VICPP has a petition online that calls on the Legislature to take action to welcome all, specifically in tracking hate crimes and establishing a task force to address racism and exclusion in Virginia. You can sign the petition here. Our Richmond Chapter is partnering with the Richmond Office of Community Wealth Building to develop a Living Wage Certification program. We are also developing this program in Charlottesville and Alexandria. Find a copy of the application on the website, or email Kim@virginiainterfaithcenter.org for more details. VICPP’s Annual Meeting and Awards Celebration will be Dec. 7 in Richmond.
CARE FOR GOD’S CREATION: LOPPW is advocating for legislators to amend a bill, which includes diminishing environmental regulations for companies that build in electronics and information technology manufacturing zone, to not ease any of the state environmental regulations it proposes to ease.
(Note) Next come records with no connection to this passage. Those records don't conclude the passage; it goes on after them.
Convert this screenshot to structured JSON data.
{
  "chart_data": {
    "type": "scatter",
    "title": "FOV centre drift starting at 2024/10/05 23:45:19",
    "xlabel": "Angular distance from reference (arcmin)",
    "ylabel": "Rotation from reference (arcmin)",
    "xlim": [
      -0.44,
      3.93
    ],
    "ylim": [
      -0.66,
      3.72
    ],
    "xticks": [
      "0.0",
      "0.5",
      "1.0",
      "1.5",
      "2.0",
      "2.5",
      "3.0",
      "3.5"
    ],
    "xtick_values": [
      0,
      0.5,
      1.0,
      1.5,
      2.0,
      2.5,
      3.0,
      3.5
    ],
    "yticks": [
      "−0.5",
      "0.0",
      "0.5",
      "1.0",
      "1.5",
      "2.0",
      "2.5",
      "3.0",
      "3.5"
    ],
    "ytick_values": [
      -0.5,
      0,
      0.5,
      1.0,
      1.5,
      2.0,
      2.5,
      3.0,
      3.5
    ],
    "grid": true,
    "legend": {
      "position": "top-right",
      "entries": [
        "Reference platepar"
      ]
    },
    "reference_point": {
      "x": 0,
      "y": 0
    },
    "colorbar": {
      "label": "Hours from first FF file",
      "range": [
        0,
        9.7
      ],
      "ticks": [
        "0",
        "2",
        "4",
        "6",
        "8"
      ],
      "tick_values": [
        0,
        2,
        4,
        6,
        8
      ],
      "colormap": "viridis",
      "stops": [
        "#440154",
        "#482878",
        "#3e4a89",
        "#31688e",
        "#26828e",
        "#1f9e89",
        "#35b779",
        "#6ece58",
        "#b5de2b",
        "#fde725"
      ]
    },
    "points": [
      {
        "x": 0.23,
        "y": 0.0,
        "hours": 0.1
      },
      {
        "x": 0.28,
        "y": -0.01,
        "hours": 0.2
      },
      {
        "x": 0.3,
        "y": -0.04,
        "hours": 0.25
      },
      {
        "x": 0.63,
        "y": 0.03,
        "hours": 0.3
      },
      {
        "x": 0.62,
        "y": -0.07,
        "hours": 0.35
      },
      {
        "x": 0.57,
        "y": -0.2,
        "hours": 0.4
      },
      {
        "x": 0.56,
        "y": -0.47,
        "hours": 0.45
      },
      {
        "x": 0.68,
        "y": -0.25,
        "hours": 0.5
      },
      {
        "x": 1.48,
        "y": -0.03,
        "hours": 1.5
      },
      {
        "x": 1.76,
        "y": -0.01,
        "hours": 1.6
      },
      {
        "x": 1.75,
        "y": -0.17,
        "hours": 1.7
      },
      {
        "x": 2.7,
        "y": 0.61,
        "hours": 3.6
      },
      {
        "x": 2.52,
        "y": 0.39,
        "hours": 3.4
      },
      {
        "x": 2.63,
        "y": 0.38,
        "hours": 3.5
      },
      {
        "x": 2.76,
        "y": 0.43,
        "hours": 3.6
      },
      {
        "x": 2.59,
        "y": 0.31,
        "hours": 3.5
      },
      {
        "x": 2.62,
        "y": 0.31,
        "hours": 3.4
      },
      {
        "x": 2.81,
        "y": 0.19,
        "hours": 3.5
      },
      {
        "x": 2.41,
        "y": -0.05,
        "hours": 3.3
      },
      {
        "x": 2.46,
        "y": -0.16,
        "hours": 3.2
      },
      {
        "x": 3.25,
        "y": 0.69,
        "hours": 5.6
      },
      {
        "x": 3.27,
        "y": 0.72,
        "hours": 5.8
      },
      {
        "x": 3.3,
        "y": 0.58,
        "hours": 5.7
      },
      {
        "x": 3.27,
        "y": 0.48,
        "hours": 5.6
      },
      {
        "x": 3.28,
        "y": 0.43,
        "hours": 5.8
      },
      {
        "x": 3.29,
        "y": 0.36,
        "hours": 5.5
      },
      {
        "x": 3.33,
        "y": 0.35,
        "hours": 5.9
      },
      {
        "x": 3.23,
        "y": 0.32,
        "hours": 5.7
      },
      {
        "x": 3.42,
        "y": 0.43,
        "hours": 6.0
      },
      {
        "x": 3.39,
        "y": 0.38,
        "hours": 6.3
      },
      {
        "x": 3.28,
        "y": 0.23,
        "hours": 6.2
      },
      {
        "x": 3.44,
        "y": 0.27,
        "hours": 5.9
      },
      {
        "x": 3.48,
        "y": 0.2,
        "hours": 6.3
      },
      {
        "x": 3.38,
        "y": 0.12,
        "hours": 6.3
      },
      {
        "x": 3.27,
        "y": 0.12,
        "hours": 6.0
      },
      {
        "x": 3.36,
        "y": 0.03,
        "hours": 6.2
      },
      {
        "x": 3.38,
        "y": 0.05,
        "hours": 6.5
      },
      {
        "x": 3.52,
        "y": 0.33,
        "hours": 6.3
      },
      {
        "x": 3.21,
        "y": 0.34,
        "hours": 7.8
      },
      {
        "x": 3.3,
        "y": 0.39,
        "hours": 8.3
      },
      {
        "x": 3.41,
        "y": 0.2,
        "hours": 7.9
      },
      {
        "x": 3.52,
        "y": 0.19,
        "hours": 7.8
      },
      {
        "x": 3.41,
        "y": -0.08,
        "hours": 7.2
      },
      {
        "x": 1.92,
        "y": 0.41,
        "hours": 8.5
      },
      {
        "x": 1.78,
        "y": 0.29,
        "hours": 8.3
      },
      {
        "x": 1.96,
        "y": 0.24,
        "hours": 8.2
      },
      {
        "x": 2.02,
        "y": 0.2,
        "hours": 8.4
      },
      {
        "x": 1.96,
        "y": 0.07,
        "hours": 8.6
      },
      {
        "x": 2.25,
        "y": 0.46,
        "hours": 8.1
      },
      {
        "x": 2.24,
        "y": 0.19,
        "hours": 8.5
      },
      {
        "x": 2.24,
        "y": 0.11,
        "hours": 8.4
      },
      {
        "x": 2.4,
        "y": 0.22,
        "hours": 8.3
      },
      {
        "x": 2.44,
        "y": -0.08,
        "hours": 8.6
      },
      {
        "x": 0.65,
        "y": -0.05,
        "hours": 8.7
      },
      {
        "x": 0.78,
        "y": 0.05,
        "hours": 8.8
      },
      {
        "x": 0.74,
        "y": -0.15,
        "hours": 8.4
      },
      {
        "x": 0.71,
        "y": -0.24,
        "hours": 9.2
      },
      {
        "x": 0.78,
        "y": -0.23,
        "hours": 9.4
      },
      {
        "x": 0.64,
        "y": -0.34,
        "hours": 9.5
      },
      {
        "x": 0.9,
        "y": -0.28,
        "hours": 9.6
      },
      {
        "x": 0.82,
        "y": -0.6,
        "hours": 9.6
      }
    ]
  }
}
The director attended the public hearing for the bill and also spoke on the radio about our concerns. Here is LOPPW’s news release: thewheelerreport.com/wheeler_docs/files/0830loppwi.pdf.
BISHOPS AND ADVISORY COUNCIL: The director recently met with all six bishops to prepare for our annual advisory council/staff retreat to discuss LOPPW’s priorities. The bishops expressed concerns about poverty and opioid abuse in their communities, the treatment of people who are immigrants and refugees, human trafficking and affordable housing. The director began working with an advisory council member to plan our September retreat.
ADVOCACY RETREAT FOR COLLEGE STUDENTS: The campus pastor at UW-Madison, a volunteer and the director are finalizing a flyer to advertise our Nov. 3-4 retreat for college students interested in taking leadership in advocacy. This will be an ELCA event advertised via our campus ministries in Wisconsin and the Upper Peninsula of Michigan, and it will include information on how young adults can be more involved in the ELCA. The retreat will be open to any interested student.